I’m trying to show that the involute of a catenary, calculated to be
$$\gamma(t)=(t-\tanh(t),\cosh(t)-\sinh(t)\tanh(t))$$ is a reparametrization of the tractrix
$$\beta(s)=\left(\cos(s)+\log\left(\tan\left(\frac{s}{2}\right)\right),\:\sin(s)\right).$$
I was suggested to go with $$\frac{1}{\cosh(t)}=\sin(s),$$
and that resolved the second component, but I’m absolutely stuck on the first part.

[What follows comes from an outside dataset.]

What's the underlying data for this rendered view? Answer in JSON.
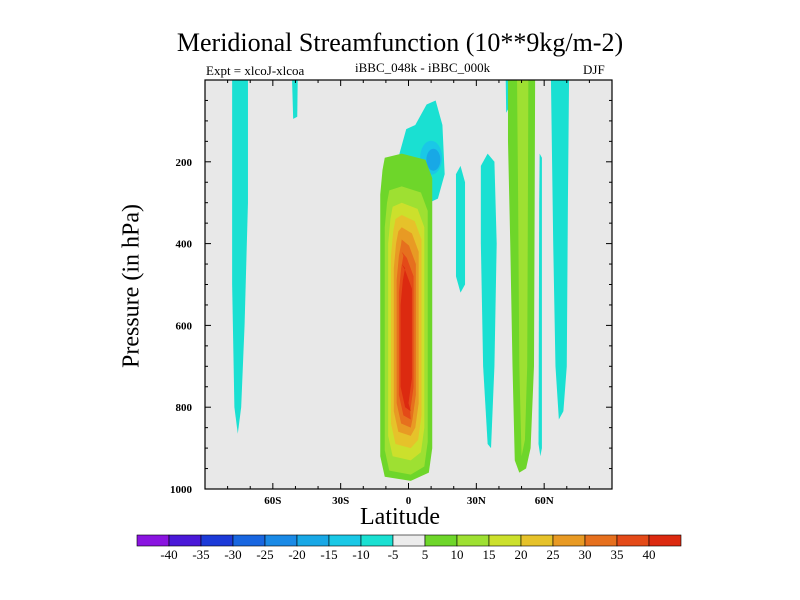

$$\text{If we set } \ T:=\tan(s/2),$$
$$\cos(s)=\frac{1-T^2}{1+T^2} \ \text{and} \ \sin(s)=\frac{2T}{1+T^2}\tag{1}$$
(1) are the classical "double angle formulas" ; you will find many references on them ; they are commonly used to convert trigonometrical espressions into polynomial expressions like in this answer.
Your curve description :
$$\left(\cos s +\ \ln (\tan \frac{s}{2}),\sin s \right)$$
becomes :
$$\left(\frac{1-T^2}{1+T^2}+\ln(T),\frac{2T}{1+T^2}\right)\tag{2}$$
If we set now $u:=\ln(T) \ \iff \ T=e^{u}$, (2) can be transformed into :
$$\left(\frac{1-e^{2u}}{1+e^{2u}}+u,\frac{2e^{u}}{1+e^{2u}}\right)\tag{3}$$
which (by dividing the numerator and the denominator of the fractions by $e^{u}$, is the same as
$$\left(\frac {e^{-u}-e^{u}}{e^{-u}+e^{u}}+u,\frac{2}{e^{-u}+e^{u}}\right)\tag{4}$$
Can you take it from here ?
Remark : of course, variable $T$ in (1) is not variable $t$ in your initial expression.